© JUNGE FREIHEIT Verlag GmbH & Co. KG www.jungefreiheit.de 24/23 / 09. Juni 2023

Verhärtete Fronten
Kosovo: Die Serben im Norden des Landes suchen die Konfrontation mit überforderten KFOR-Truppen
Marc Zoellner

Für fünfhundert türkische Soldaten begann vergangenen Sonntag ein Flug ins Ungewisse: Ein komplettes Bataillon an Kommandosoldaten in das Kosovo zu verlegen, hatte das türkische Verteidigungsministerium noch am Tag zuvor der Nato rasch zugesichert, um deren KFOR-Einheiten im serbisch geprägten Norden des Landes gegen die anhaltenden Unruhen zu unterstützen. Zwar hält die KFOR im Kosovo bereits rund 3.800 Soldaten stationiert, darunter gut zehn Prozent türkischer Herkunft. Doch seit den schweren Ausschreitungen in der kleinen Gemeindestadt Zvečan, bei welchen vergangene Woche Montag elf italienische und 19 ungarische Soldaten verletzt wurden, sah sich die KFOR-Führung zunehmend zwischen serbischen und albanischen Nationalisten in Bedrängnis, ihre Anwesenheit um insgesamt 700 zusätzliche Soldaten aufzustocken. Daß Ankara bereitwillig das Gros der benötigten Verstärkung stellt, ist derweil kein Zufall.

Spannungen zwischen 

Rußland und der Türkei

Nach der Loslösung der ehemals serbischen Provinz vom Mutterland am 17. Februar 2008 hatte die Türkei das Kosovo als einer der ersten Staaten überhaupt schon wenige Stunden später anerkannt. Spätestens seit Mai vergangenen Jahres wirbt die türkische Regierung energisch um eine Aufnahme des umstrittenen Staats, welcher derzeit von lediglich 101 UN-Mitgliedsstaaten als souverän anerkannt wird, in das Nato-Bündnis. Die Intention hinter diesem Werben ist offensichtlich: Im Kosovo sieht Ankara einen engen muslimisch dominierten Verbündeten auf europäischem Boden. „So wie wir es im Fall der Anerkennung getan haben, werden wir es auch im Prozeß der Nato-Mitgliedschaft des Kosovo tun“, erklärte der türkische Präsident Recep Tayyip Erdoğan damals nach einem Treffen mit seiner kosovarischen Amtskollegin Vjosa Osmani. „Wir brauchen niemandes Erlaubnis, um den Nato-Mitgliedschaftsprozeß zu unterstützen.“

Ganz bewußt inszeniert sich die Türkei dabei als Gegenpol nicht nur zu Serbien, welches die Abspaltung seiner ehemaligen Provinz nie anerkkannt hat, sondern auch zur Russischen Föderation, eines historisch engen Verbündeten des Balkanstaats. „Kosovo erlangte seine Unabhängigkeit durch eine einseitige und rechtswidrige Unabhängigkeitserklärung“, verdeutlichte Rußlands Außenminister Sergei Lawrow vergangenen Freitag erneut den Standpunkt des Kreml zur Kosovofrage. „Der Westen sagte damals, es handle sich dabei um das Selbstbestimmungsrecht der Völker. Es fand dort kein Referendum statt.“ Die Mobilisierung serbischer Streitkräfte an der Grenze zum Kosovo von Ende Mai sähe Rußland als souveräne Reaktion auf die Unruhen, so Lawrow.

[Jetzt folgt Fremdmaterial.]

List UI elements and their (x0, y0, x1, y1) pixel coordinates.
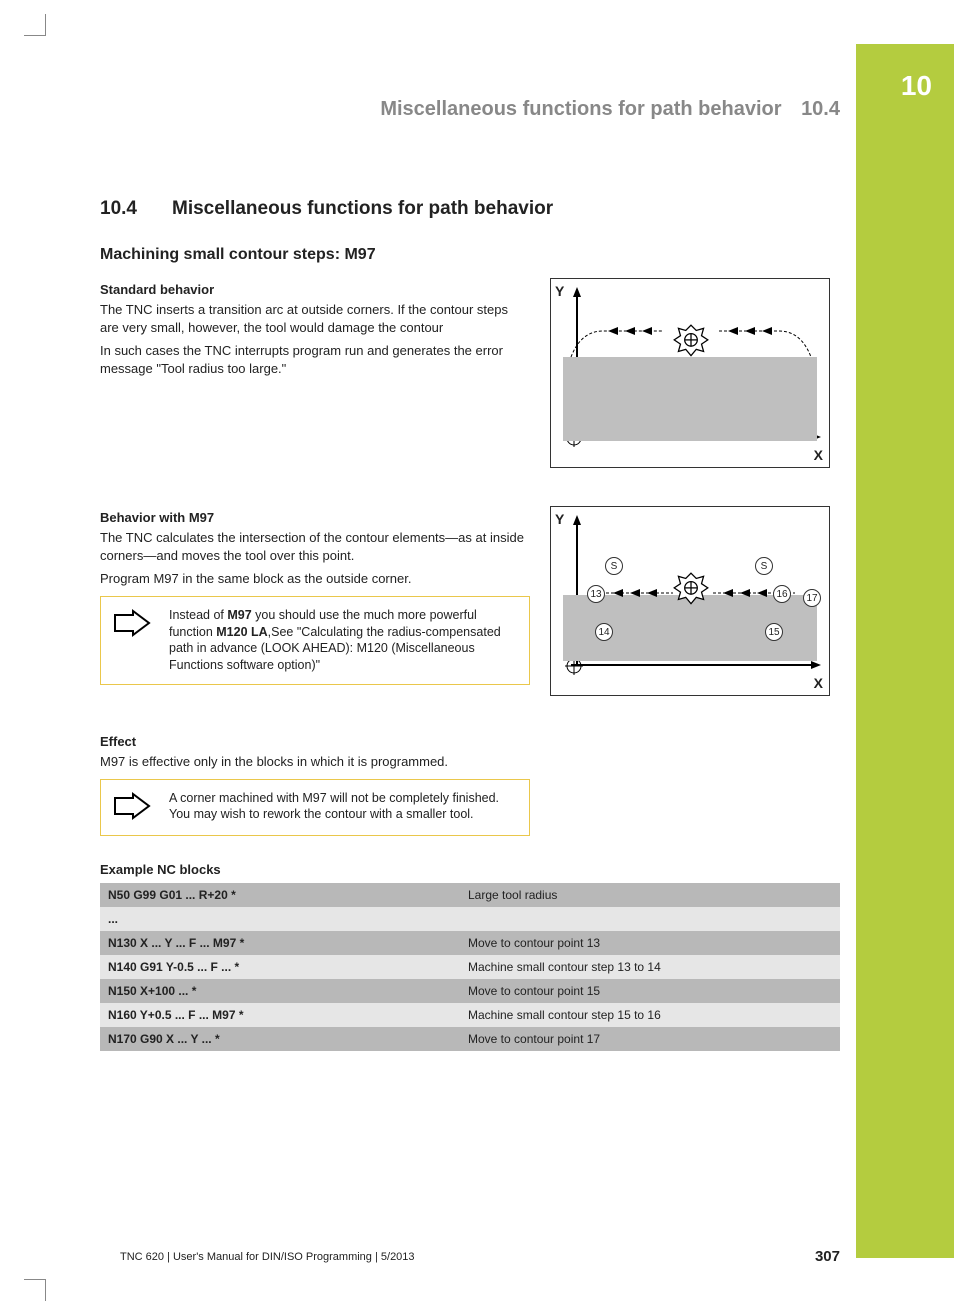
page-footer: TNC 620 | User's Manual for DIN/ISO Prog… (120, 1248, 840, 1265)
table-row: N150 X+100 ... *Move to contour point 15 (100, 979, 840, 1003)
footer-text: TNC 620 | User's Manual for DIN/ISO Prog… (120, 1251, 415, 1263)
table-row: N140 G91 Y-0.5 ... F ... *Machine small … (100, 955, 840, 979)
tip-box-corner: A corner machined with M97 will not be c… (100, 779, 530, 836)
para-m97-b: Program M97 in the same block as the out… (100, 570, 530, 588)
table-row: ... (100, 907, 840, 931)
label-s2: S (755, 557, 773, 575)
cutter-icon (670, 569, 712, 611)
tip-box-m120: Instead of M97 you should use the much m… (100, 596, 530, 686)
chapter-tab: 10 (856, 44, 954, 1258)
table-row: N50 G99 G01 ... R+20 *Large tool radius (100, 883, 840, 907)
axis-x-label: X (814, 447, 823, 463)
heading-example-nc: Example NC blocks (100, 862, 840, 877)
label-14: 14 (595, 623, 613, 641)
section-number: 10.4 (100, 198, 148, 220)
running-header: Miscellaneous functions for path behavio… (100, 98, 840, 121)
axis-y-label: Y (555, 511, 564, 527)
tip-text-1: Instead of M97 you should use the much m… (169, 607, 517, 675)
label-13: 13 (587, 585, 605, 603)
label-17: 17 (803, 589, 821, 607)
diagram-standard: Y X (550, 278, 830, 468)
crop-mark-bl (24, 1279, 46, 1301)
axis-y-label: Y (555, 283, 564, 299)
para-std-2: In such cases the TNC interrupts program… (100, 342, 530, 377)
page-number: 307 (815, 1248, 840, 1265)
heading-standard-behavior: Standard behavior (100, 282, 530, 297)
tip-text-2: A corner machined with M97 will not be c… (169, 790, 517, 824)
chapter-number: 10 (901, 70, 932, 102)
label-15: 15 (765, 623, 783, 641)
cutter-icon (670, 321, 712, 363)
para-std-1: The TNC inserts a transition arc at outs… (100, 301, 530, 336)
heading-effect: Effect (100, 734, 840, 749)
table-row: N130 X ... Y ... F ... M97 *Move to cont… (100, 931, 840, 955)
para-m97-a: The TNC calculates the intersection of t… (100, 529, 530, 564)
label-s1: S (605, 557, 623, 575)
subsection-m97: Machining small contour steps: M97 (100, 246, 840, 264)
tip-arrow-icon (113, 790, 153, 825)
diagram-m97: Y X (550, 506, 830, 696)
section-heading: 10.4 Miscellaneous functions for path be… (100, 198, 840, 220)
running-header-section: 10.4 (801, 98, 840, 120)
table-row: N160 Y+0.5 ... F ... M97 *Machine small … (100, 1003, 840, 1027)
para-effect: M97 is effective only in the blocks in w… (100, 753, 530, 771)
nc-blocks-table: N50 G99 G01 ... R+20 *Large tool radius … (100, 883, 840, 1051)
heading-behavior-m97: Behavior with M97 (100, 510, 530, 525)
tip-arrow-icon (113, 607, 153, 642)
label-16: 16 (773, 585, 791, 603)
table-row: N170 G90 X ... Y ... *Move to contour po… (100, 1027, 840, 1051)
crop-mark-tl (24, 14, 46, 36)
axis-x-label: X (814, 675, 823, 691)
running-header-title: Miscellaneous functions for path behavio… (380, 98, 781, 120)
section-title: Miscellaneous functions for path behavio… (172, 198, 553, 220)
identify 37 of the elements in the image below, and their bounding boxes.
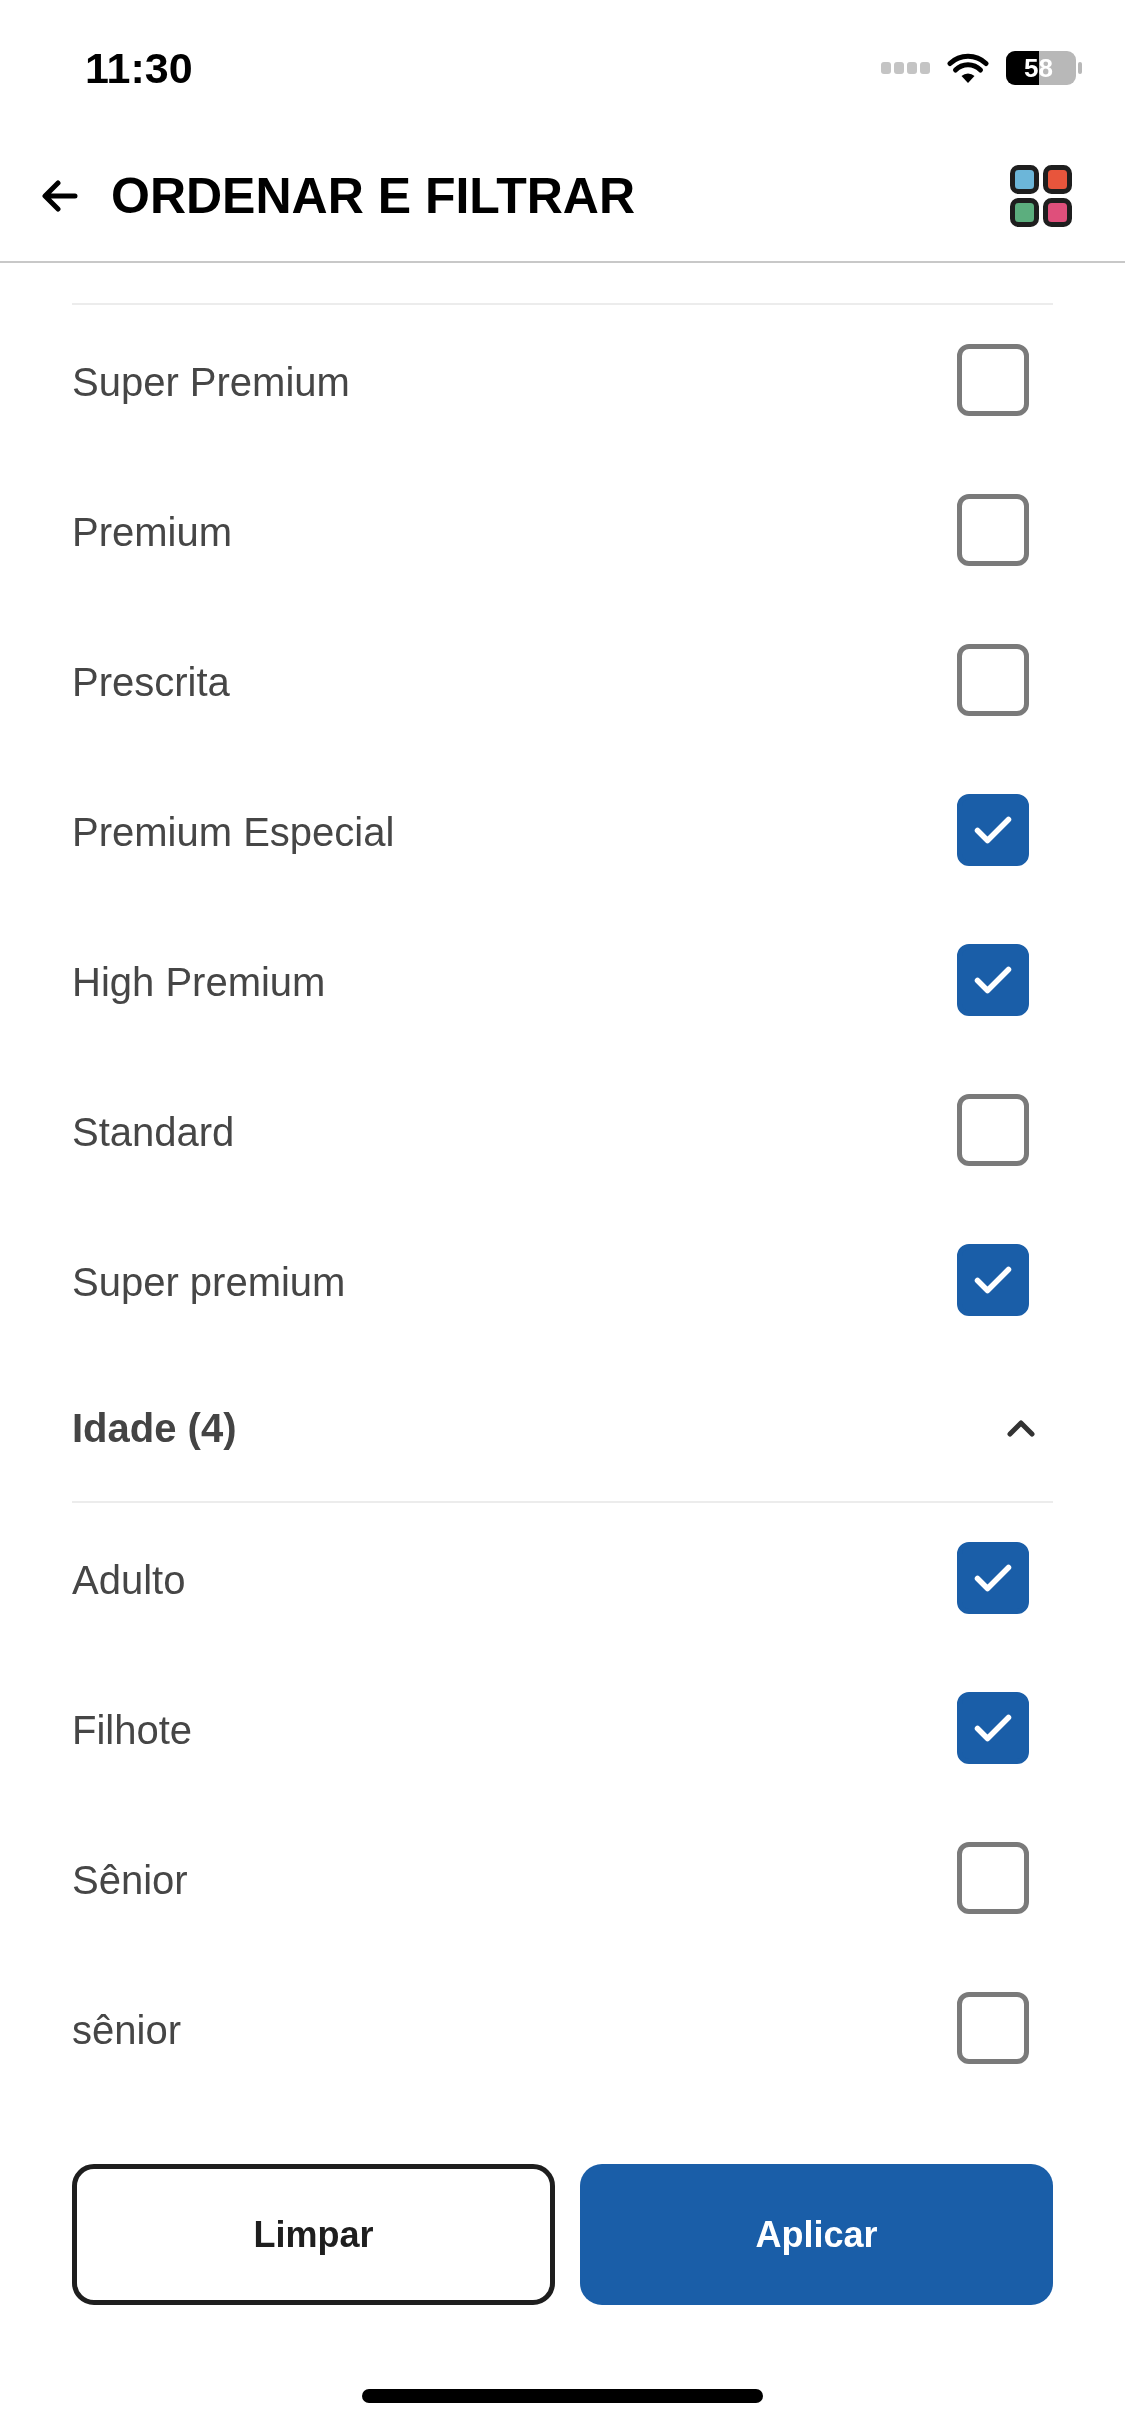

Daß es überhaupt zu Gewaltausbrüchen im kosovarischen Grenzgebiet zu Serbien kam, hatte dabei nicht nur die heillos überforderten KFOR-Truppen, sondern auch die westliche Staatengemeinschaft überrascht: Immerhin hatten sich nur gut zwei Monate zuvor am 18. März auf Druck der Europäischen Union der kosovarische Premierminister Albin Kurti und der serbische Präsident Aleksandar Vučić nach einem zwölfstündigen Verhandlungsmarathon auf einen Vorgehensplan zur Normalisierung ihrer Beziehungen geeinigt. „Das ist eine faktische Anerkennung zwischen dem Kosovo und Serbien“, lobte Kurti das Verhandlungsergebnis gar im Anschluß. Doch auf dem Gipfeltreffen der Europäischen Politischen Gemeinschaft (EPC) im moldawischen Bulboaca wollten sich Vučić und Amtskollegin Osmani nicht mal mehr in die Augen schauen. Erneut brauchte es den Druck der EU, diesmal auf den kosovarischen Partner, eine Verhandlungsbasis bereitzustellen und Neuwahlen in den Grenzgebieten zuzulassen. Die kosovarische Präsidentin, die vorab noch undiplomatisch erklärte, Serbiens Staatsoberhaupt würde nur „jammern und sich beschweren und nie die Wahrheit sagen“, knickte ein und erklärte sich zu Neuwahlen unter der Bedingung bereit, daß zwanzig Prozent der betroffenen Bürger diese Neuwahlen auch verlangten, so wie es die kosovarische Verfassung auch vorsehe.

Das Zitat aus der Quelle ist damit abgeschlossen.